Gabrielle J Marquez describes himself as a dude in a wig who loves music as much as biriyani. “I’ve been a drag artist full-time since January. I got to perform at the Chennai Rainbow Film Festival earlier this year and my life has changed completely since then. I’m invited to private shows to host and entertain. That’s how I make a living now,” says Jabez, who will be performing with two others at the event which will be held on May 20 at the Backyard, Adyar. “Getting the venue was the biggest challenge. Some even said they didn’t want to spoil their ‘reputation’ by hosting an event like this.
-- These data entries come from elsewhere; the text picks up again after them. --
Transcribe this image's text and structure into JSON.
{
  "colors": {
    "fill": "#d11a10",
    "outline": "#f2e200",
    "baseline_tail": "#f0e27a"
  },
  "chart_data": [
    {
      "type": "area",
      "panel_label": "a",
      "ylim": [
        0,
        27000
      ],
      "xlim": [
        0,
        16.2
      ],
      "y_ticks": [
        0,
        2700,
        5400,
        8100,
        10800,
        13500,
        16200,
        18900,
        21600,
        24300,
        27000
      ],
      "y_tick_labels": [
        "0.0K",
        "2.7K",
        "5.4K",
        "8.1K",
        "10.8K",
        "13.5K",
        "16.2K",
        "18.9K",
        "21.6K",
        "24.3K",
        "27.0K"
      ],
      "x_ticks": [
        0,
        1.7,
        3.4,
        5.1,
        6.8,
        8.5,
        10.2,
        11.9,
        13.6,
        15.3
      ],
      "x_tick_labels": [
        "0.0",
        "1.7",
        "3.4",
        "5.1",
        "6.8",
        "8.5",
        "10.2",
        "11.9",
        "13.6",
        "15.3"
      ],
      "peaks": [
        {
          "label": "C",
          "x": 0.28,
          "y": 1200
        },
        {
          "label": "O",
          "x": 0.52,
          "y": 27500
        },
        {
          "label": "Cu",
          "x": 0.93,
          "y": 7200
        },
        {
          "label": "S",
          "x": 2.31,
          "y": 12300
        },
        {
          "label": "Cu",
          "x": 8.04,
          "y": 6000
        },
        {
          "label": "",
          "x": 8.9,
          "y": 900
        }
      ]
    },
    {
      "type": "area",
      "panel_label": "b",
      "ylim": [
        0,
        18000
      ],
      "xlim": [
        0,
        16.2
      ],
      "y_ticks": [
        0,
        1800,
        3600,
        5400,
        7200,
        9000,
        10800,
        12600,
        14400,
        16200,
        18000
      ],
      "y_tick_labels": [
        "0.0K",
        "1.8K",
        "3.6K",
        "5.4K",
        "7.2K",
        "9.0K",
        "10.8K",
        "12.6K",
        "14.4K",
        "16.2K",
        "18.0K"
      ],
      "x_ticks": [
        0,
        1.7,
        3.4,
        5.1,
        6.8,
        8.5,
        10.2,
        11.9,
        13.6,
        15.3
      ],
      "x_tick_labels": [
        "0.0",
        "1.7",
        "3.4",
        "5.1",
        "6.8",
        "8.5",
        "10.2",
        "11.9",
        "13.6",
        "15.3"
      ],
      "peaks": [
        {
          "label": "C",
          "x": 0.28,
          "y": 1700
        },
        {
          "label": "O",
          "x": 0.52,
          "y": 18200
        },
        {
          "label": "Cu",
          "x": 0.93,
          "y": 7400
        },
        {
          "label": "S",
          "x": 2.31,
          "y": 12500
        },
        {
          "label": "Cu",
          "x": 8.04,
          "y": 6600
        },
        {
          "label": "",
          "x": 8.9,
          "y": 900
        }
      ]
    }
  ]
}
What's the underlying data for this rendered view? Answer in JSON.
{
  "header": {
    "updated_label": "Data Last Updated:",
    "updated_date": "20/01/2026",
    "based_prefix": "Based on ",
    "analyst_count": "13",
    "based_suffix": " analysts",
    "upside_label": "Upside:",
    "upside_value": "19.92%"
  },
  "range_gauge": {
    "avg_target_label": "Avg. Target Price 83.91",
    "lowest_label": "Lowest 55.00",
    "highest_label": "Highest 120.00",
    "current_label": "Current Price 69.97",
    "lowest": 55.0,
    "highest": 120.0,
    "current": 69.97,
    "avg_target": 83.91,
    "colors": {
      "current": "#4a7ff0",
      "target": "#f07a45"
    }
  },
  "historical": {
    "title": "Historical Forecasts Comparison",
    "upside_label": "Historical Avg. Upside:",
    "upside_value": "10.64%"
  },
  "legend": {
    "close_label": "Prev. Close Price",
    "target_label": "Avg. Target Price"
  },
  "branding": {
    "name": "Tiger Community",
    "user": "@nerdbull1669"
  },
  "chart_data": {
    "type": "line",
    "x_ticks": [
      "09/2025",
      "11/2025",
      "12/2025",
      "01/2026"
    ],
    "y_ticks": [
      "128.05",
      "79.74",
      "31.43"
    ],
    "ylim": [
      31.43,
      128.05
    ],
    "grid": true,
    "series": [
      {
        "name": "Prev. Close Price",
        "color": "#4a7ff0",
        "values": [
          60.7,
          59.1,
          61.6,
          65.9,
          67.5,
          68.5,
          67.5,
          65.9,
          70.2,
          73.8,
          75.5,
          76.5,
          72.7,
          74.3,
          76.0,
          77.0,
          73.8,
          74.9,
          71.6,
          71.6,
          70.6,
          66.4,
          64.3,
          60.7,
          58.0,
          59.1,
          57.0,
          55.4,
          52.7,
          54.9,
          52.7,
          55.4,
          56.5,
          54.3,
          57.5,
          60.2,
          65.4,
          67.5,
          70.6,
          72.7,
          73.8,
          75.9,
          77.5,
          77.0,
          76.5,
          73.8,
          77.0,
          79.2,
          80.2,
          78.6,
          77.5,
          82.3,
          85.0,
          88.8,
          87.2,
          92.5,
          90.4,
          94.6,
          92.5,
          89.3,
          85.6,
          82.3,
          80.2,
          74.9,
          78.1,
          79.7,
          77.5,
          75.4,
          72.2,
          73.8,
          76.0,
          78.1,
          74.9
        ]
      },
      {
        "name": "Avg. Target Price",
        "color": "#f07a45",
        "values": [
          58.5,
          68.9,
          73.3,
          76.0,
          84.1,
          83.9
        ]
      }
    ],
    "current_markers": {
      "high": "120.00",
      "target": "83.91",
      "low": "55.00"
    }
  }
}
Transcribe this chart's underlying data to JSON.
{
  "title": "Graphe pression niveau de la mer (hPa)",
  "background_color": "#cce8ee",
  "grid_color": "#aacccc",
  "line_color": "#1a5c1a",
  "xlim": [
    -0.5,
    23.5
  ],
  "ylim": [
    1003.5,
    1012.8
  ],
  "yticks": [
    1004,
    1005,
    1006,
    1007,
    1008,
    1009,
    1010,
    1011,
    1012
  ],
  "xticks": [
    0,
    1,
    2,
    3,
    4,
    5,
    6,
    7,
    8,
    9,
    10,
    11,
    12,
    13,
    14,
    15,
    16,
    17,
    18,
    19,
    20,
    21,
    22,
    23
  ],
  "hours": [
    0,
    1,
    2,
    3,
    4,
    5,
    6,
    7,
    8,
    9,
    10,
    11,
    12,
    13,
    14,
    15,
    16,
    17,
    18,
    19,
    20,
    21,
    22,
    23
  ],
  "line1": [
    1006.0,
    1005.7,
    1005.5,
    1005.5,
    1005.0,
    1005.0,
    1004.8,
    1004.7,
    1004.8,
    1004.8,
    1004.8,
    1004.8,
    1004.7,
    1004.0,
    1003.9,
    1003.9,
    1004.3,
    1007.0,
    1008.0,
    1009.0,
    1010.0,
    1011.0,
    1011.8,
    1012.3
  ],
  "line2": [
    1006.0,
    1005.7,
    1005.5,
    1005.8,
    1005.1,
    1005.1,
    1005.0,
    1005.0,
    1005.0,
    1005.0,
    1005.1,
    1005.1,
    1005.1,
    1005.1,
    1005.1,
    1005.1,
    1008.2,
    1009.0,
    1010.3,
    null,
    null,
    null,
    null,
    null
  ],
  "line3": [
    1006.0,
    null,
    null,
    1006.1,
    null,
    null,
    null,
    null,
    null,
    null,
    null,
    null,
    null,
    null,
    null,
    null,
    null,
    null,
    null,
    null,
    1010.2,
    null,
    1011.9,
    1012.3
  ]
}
However, the guys at Backyard have been very supportive,” adds Jabez.
You would also witness Fatty Bao with her uncompromising wit and humour, and Miss Roxie Marquez, her amazing songs and dance. For Fatty Bao (drag name), an IT professional, it’s his first time on stage as a drag queen. “I have been aware of drag in general for over two years now, and it was initially a very intimidating thing to me. But eventually, it did emerge to be this fun way to make a statement that what one wears is one’s own business, and that’s all. I chose my name because I am not a stereotypical fit man. I love food, and hence it shows on my body! So, I decided to embrace my larger body in my name, and the love of my life, bao (or all food in general!) It is my debut performance in ‘drag’, and my aesthetic is literally a hairy man defying the acceptable gender rules. As a debutant, I am scared that I’ll hear the crickets croaking, or people snoring during my performance! It’s scary and exciting at the same time,” adds Fatty Bao.
What’s more, there’s music, grooving, roast, food, and comedy, bashing up gender stereotypes and discrimination. “So, straight or gay, gender conforming or not, this drag show is sure to bring you a new dimension of this city’s idea of gay culture,” finishes Jazbez.